Accused layman spooked from service


#1

A dear friend of mine (layman) was removed from his professional position in a parish on accusations of sexual misconduct. He admitted he kissed a 17 year old girl while he was in the middle of a divorce. He admits it was a terrible mistake and wishes every single day he could have it back…but he can’t. What crushes me is that he is insanely talented and was well on his way to doing amazing things for the Church. The police refused to press charges, because what he did wasn’t illegal (at least not in this state), but the Archdiocese terminated him for “sexual misconduct with a minor”.

I’ve tried to encourage him try to contact the archdiocese and ask them to change the termination reasons, since there wasn’t any sexual contact. I just want him to get back to doing the work I know he’s called to do. He wants desperately to go back to the work he was doing, but is terrified that the one mistake he made would come out, then would become public, then cause scandal, then hurt more people than already have been hurt…so he’s basically written everything off, changed careers to doing something he’s miserable doing, and lives every day regretting what he did.

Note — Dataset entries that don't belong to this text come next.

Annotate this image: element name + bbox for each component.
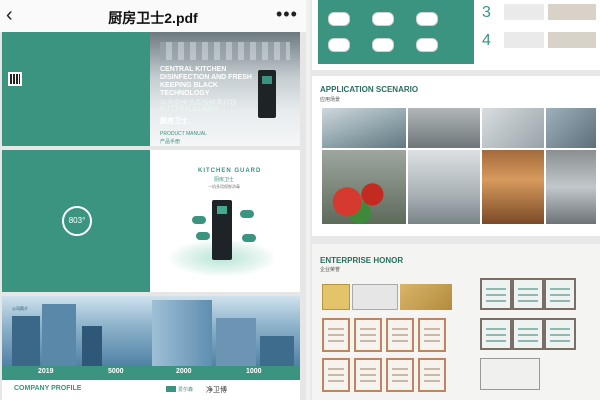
scene-photo	[408, 108, 480, 148]
product-manual-cn: 产品手册	[160, 139, 181, 145]
scene-photo	[322, 108, 406, 148]
step-image	[504, 32, 544, 48]
document-title: 厨房卫士2.pdf	[108, 10, 198, 26]
logo-text: 净卫博	[206, 387, 227, 394]
more-dots-icon[interactable]: •••	[276, 4, 298, 25]
brand-cn: 厨房卫士	[214, 177, 235, 183]
certificate-plaque	[352, 284, 398, 310]
brand-en: KITCHEN GUARD	[160, 106, 218, 113]
step-image	[504, 4, 544, 20]
certificate-plaque	[480, 358, 540, 390]
step-image	[548, 32, 596, 48]
badge-circle: 803°	[62, 206, 92, 236]
scene-photo	[546, 150, 596, 224]
brand-cn: 厨房卫士	[160, 118, 188, 125]
feature-icon	[416, 38, 438, 52]
scene-photo	[482, 108, 544, 148]
trophy-plaque	[322, 284, 350, 310]
section-heading: APPLICATION SCENARIO	[320, 85, 419, 94]
feature-icon	[372, 38, 394, 52]
stat-value: 1000	[246, 368, 262, 375]
device-image	[258, 70, 276, 118]
pdf-page-features[interactable]: 3 4	[312, 0, 600, 70]
feature-icon	[328, 38, 350, 52]
section-heading: COMPANY PROFILE	[14, 385, 82, 392]
stat-value: 2019	[38, 368, 54, 375]
city-photo	[2, 296, 300, 368]
pdf-page-company[interactable]: 公司简介 2019 5000 2000 1000 COMPANY PROFILE…	[2, 296, 300, 400]
certificate	[386, 318, 414, 352]
qr-code-icon	[8, 72, 22, 86]
feature-icon	[328, 12, 350, 26]
stat-value: 5000	[108, 368, 124, 375]
logo-text: 爱尔森	[178, 387, 194, 393]
certificate	[512, 278, 544, 310]
feature-icon	[416, 12, 438, 26]
brand-en: KITCHEN GUARD	[198, 168, 262, 174]
section-heading-cn: 企业荣誉	[320, 267, 341, 273]
scene-photo	[408, 150, 480, 224]
feature-dot	[240, 210, 254, 218]
pdf-page-product[interactable]: 803° KITCHEN GUARD 厨房卫士 一机多用保鲜消毒	[2, 150, 300, 292]
feature-dot	[192, 216, 206, 224]
certificate	[544, 278, 576, 310]
certificate	[418, 358, 446, 392]
certificate	[480, 318, 512, 350]
teal-panel	[318, 0, 474, 64]
gold-plaque	[400, 284, 452, 310]
logo-icon	[166, 386, 176, 392]
step-number: 4	[482, 32, 491, 49]
scene-photo	[546, 108, 596, 148]
scene-photo	[482, 150, 544, 224]
stats-band: 2019 5000 2000 1000	[2, 366, 300, 380]
feature-dot	[196, 232, 210, 240]
device-image	[212, 200, 232, 260]
pdf-page-honor[interactable]: ENTERPRISE HONOR 企业荣誉	[312, 244, 600, 400]
pdf-page-cover[interactable]: CENTRAL KITCHEN DISINFECTION AND FRESH K…	[2, 32, 300, 146]
certificate	[386, 358, 414, 392]
certificate	[322, 318, 350, 352]
certificate	[354, 358, 382, 392]
certificate	[544, 318, 576, 350]
step-image	[548, 4, 596, 20]
step-number: 3	[482, 4, 491, 21]
certificate	[322, 358, 350, 392]
pdf-page-application[interactable]: APPLICATION SCENARIO 应用场景	[312, 76, 600, 236]
product-manual-en: PRODUCT MANUAL	[160, 131, 207, 137]
toolbar: ‹ 厨房卫士2.pdf •••	[0, 0, 306, 33]
product-subtitle: 一机多用保鲜消毒	[208, 184, 240, 189]
certificate	[512, 318, 544, 350]
scene-photo	[322, 150, 406, 224]
certificate	[418, 318, 446, 352]
section-heading: ENTERPRISE HONOR	[320, 256, 404, 265]
certificate	[354, 318, 382, 352]
teal-panel	[2, 32, 150, 146]
stat-value: 2000	[176, 368, 192, 375]
feature-icon	[372, 12, 394, 26]
section-heading-cn: 应用场景	[320, 97, 341, 103]
certificate	[480, 278, 512, 310]
cover-headline: CENTRAL KITCHEN DISINFECTION AND FRESH K…	[160, 66, 252, 97]
feature-dot	[242, 234, 256, 242]
caption: 公司简介	[12, 306, 28, 311]
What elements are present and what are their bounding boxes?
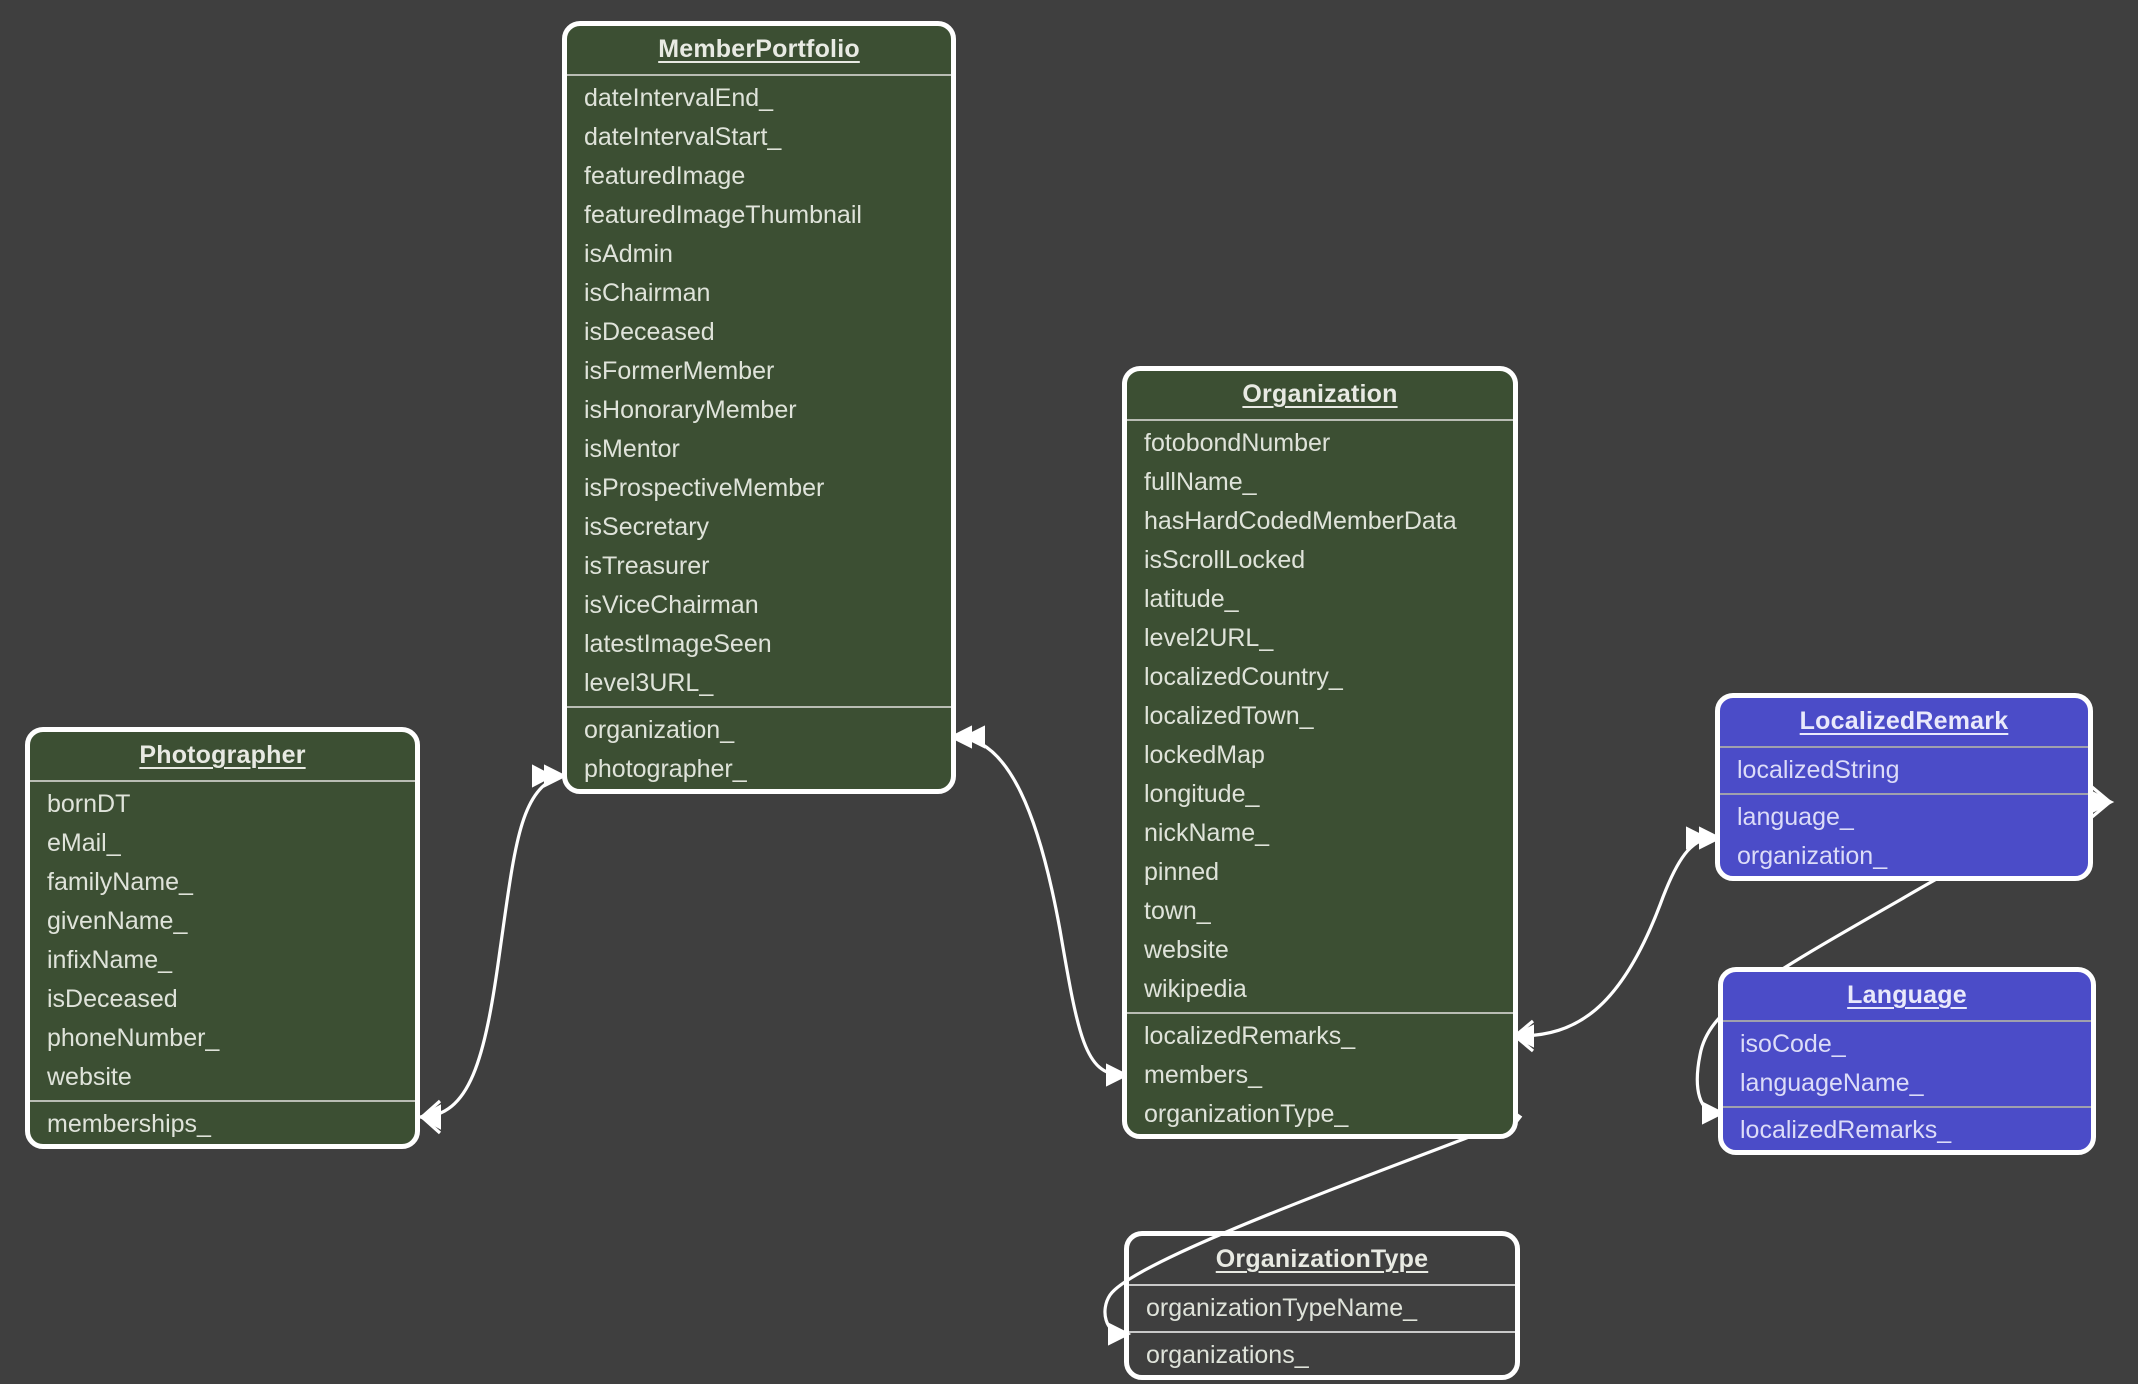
relationship-row[interactable]: members_	[1127, 1056, 1513, 1095]
attribute-row[interactable]: isoCode_	[1723, 1025, 2091, 1064]
attribute-list-language: isoCode_ languageName_	[1723, 1025, 2091, 1103]
attribute-row[interactable]: pinned	[1127, 853, 1513, 892]
attribute-row[interactable]: latitude_	[1127, 580, 1513, 619]
entity-title-divider	[1720, 746, 2088, 748]
entity-title-divider	[1127, 419, 1513, 421]
attribute-row[interactable]: latestImageSeen	[567, 625, 951, 664]
attribute-row[interactable]: infixName_	[30, 941, 415, 980]
attribute-row[interactable]: isViceChairman	[567, 586, 951, 625]
entity-title-memberportfolio: MemberPortfolio	[658, 35, 860, 63]
entity-organization[interactable]: Organization fotobondNumber fullName_ ha…	[1122, 366, 1518, 1139]
attribute-row[interactable]: isHonoraryMember	[567, 391, 951, 430]
attribute-list-localizedremark: localizedString	[1720, 751, 2088, 790]
entity-organizationtype[interactable]: OrganizationType organizationTypeName_ o…	[1124, 1231, 1520, 1380]
attribute-list-organizationtype: organizationTypeName_	[1129, 1289, 1515, 1328]
attribute-row[interactable]: isProspectiveMember	[567, 469, 951, 508]
relationship-divider	[567, 706, 951, 708]
attribute-row[interactable]: hasHardCodedMemberData	[1127, 502, 1513, 541]
relationship-row[interactable]: organizations_	[1129, 1336, 1515, 1375]
attribute-row[interactable]: dateIntervalEnd_	[567, 79, 951, 118]
relationship-row[interactable]: localizedRemarks_	[1127, 1017, 1513, 1056]
attribute-row[interactable]: givenName_	[30, 902, 415, 941]
entity-title-organization: Organization	[1242, 380, 1398, 408]
attribute-row[interactable]: level2URL_	[1127, 619, 1513, 658]
relationship-edges-layer: .edge { fill:none; stroke:#ffffff; strok…	[417, 725, 2115, 1346]
attribute-row[interactable]: isChairman	[567, 274, 951, 313]
entity-title-localizedremark: LocalizedRemark	[1799, 707, 2009, 735]
attribute-row[interactable]: town_	[1127, 892, 1513, 931]
relationship-list-photographer: memberships_	[30, 1105, 415, 1144]
attribute-row[interactable]: isDeceased	[30, 980, 415, 1019]
entity-title-language: Language	[1847, 981, 1967, 1009]
attribute-row[interactable]: website	[1127, 931, 1513, 970]
attribute-row[interactable]: fotobondNumber	[1127, 424, 1513, 463]
attribute-row[interactable]: website	[30, 1058, 415, 1097]
entity-title-divider	[1129, 1284, 1515, 1286]
relationship-list-organizationtype: organizations_	[1129, 1336, 1515, 1375]
attribute-row[interactable]: level3URL_	[567, 664, 951, 703]
attribute-row[interactable]: nickName_	[1127, 814, 1513, 853]
attribute-row[interactable]: languageName_	[1723, 1064, 2091, 1103]
edge-organization-localizedremarks-to-localizedremark-organization	[1510, 826, 1723, 1053]
relationship-divider	[1129, 1331, 1515, 1333]
relationship-divider	[1723, 1106, 2091, 1108]
attribute-row[interactable]: isScrollLocked	[1127, 541, 1513, 580]
attribute-row[interactable]: isTreasurer	[567, 547, 951, 586]
attribute-row[interactable]: familyName_	[30, 863, 415, 902]
relationship-divider	[1127, 1012, 1513, 1014]
relationship-row[interactable]: language_	[1720, 798, 2088, 837]
entity-photographer[interactable]: Photographer bornDT eMail_ familyName_ g…	[25, 727, 420, 1149]
entity-memberportfolio[interactable]: MemberPortfolio dateIntervalEnd_ dateInt…	[562, 21, 956, 794]
attribute-row[interactable]: featuredImageThumbnail	[567, 196, 951, 235]
attribute-row[interactable]: dateIntervalStart_	[567, 118, 951, 157]
attribute-row[interactable]: fullName_	[1127, 463, 1513, 502]
entity-title-divider	[1723, 1020, 2091, 1022]
entity-language[interactable]: Language isoCode_ languageName_ localize…	[1718, 967, 2096, 1155]
attribute-list-organization: fotobondNumber fullName_ hasHardCodedMem…	[1127, 424, 1513, 1009]
entity-localizedremark[interactable]: LocalizedRemark localizedString language…	[1715, 693, 2093, 881]
attribute-row[interactable]: eMail_	[30, 824, 415, 863]
relationship-row[interactable]: photographer_	[567, 750, 951, 789]
relationship-row[interactable]: organizationType_	[1127, 1095, 1513, 1134]
attribute-row[interactable]: lockedMap	[1127, 736, 1513, 775]
attribute-row[interactable]: isFormerMember	[567, 352, 951, 391]
entity-title-divider	[567, 74, 951, 76]
attribute-row[interactable]: localizedCountry_	[1127, 658, 1513, 697]
relationship-list-organization: localizedRemarks_ members_ organizationT…	[1127, 1017, 1513, 1134]
attribute-row[interactable]: featuredImage	[567, 157, 951, 196]
entity-title-photographer: Photographer	[139, 741, 306, 769]
attribute-row[interactable]: wikipedia	[1127, 970, 1513, 1009]
relationship-list-language: localizedRemarks_	[1723, 1111, 2091, 1150]
attribute-row[interactable]: bornDT	[30, 785, 415, 824]
relationship-row[interactable]: memberships_	[30, 1105, 415, 1144]
attribute-list-photographer: bornDT eMail_ familyName_ givenName_ inf…	[30, 785, 415, 1097]
relationship-list-memberportfolio: organization_ photographer_	[567, 711, 951, 789]
attribute-row[interactable]: isMentor	[567, 430, 951, 469]
attribute-row[interactable]: isDeceased	[567, 313, 951, 352]
attribute-row[interactable]: localizedString	[1720, 751, 2088, 790]
edge-photographer-memberships-to-memberportfolio-photographer	[417, 764, 568, 1135]
attribute-row[interactable]: phoneNumber_	[30, 1019, 415, 1058]
relationship-row[interactable]: organization_	[567, 711, 951, 750]
relationship-row[interactable]: organization_	[1720, 837, 2088, 876]
erd-canvas: .edge { fill:none; stroke:#ffffff; strok…	[0, 0, 2138, 1384]
relationship-divider	[1720, 793, 2088, 795]
relationship-row[interactable]: localizedRemarks_	[1723, 1111, 2091, 1150]
relationship-divider	[30, 1100, 415, 1102]
attribute-row[interactable]: longitude_	[1127, 775, 1513, 814]
edge-memberportfolio-organization-to-organization-members	[948, 725, 1130, 1087]
relationship-list-localizedremark: language_ organization_	[1720, 798, 2088, 876]
attribute-row[interactable]: organizationTypeName_	[1129, 1289, 1515, 1328]
attribute-row[interactable]: isAdmin	[567, 235, 951, 274]
attribute-row[interactable]: isSecretary	[567, 508, 951, 547]
entity-title-organizationtype: OrganizationType	[1215, 1245, 1429, 1273]
attribute-row[interactable]: localizedTown_	[1127, 697, 1513, 736]
entity-title-divider	[30, 780, 415, 782]
attribute-list-memberportfolio: dateIntervalEnd_ dateIntervalStart_ feat…	[567, 79, 951, 703]
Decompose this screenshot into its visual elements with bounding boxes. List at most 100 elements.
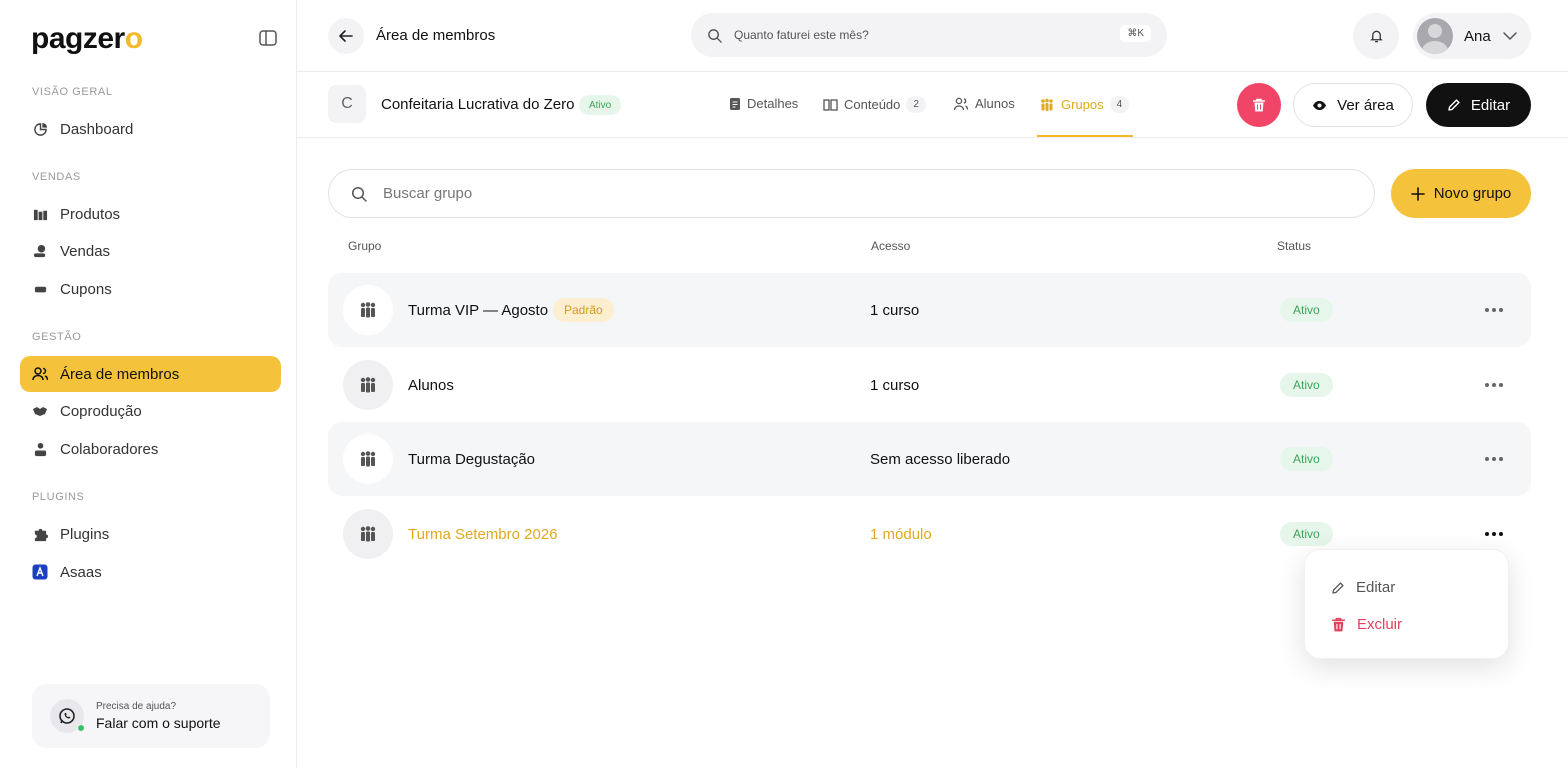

What can I do? What can he do? He didn’t do anything illegal…he made one mistake and he’s now been ruined. His faith is strong, but it’s certainly being tremendously tested.


#2

Maybe he didnt do anything illegal, but he sure did do something immoral. It is right he is removed. He demonstrated a great lack of judgement and self control.

I would strongly suggest he look into other ways of being of service.


#3

I hate to put it like this but it’s no one’s fault but his. Chances are, he’s done with that position. He just has to live and learn. His actions were indeed immoral


#4

If he were a social worker or a teacher, he could probably use that defense. (For example a friend is a social worker and a coworker of hers kept her job after kids at the halfway house found pot in her car - maybe not the same but similar.) However, the Church rightly sets a higher standard.


#5

I think with many of the scandals in the Church over the past decade, they really have no choice in this matter. Could you imagine if they hired him back and the press somehow got hold of the story?


#6

I agree with those who support the decision of the diocese. I also think the title of this thread is somewhat misleading. The person involved was not simply “accused” of something–acording to the OP, he acknowledged that he had committed the offense.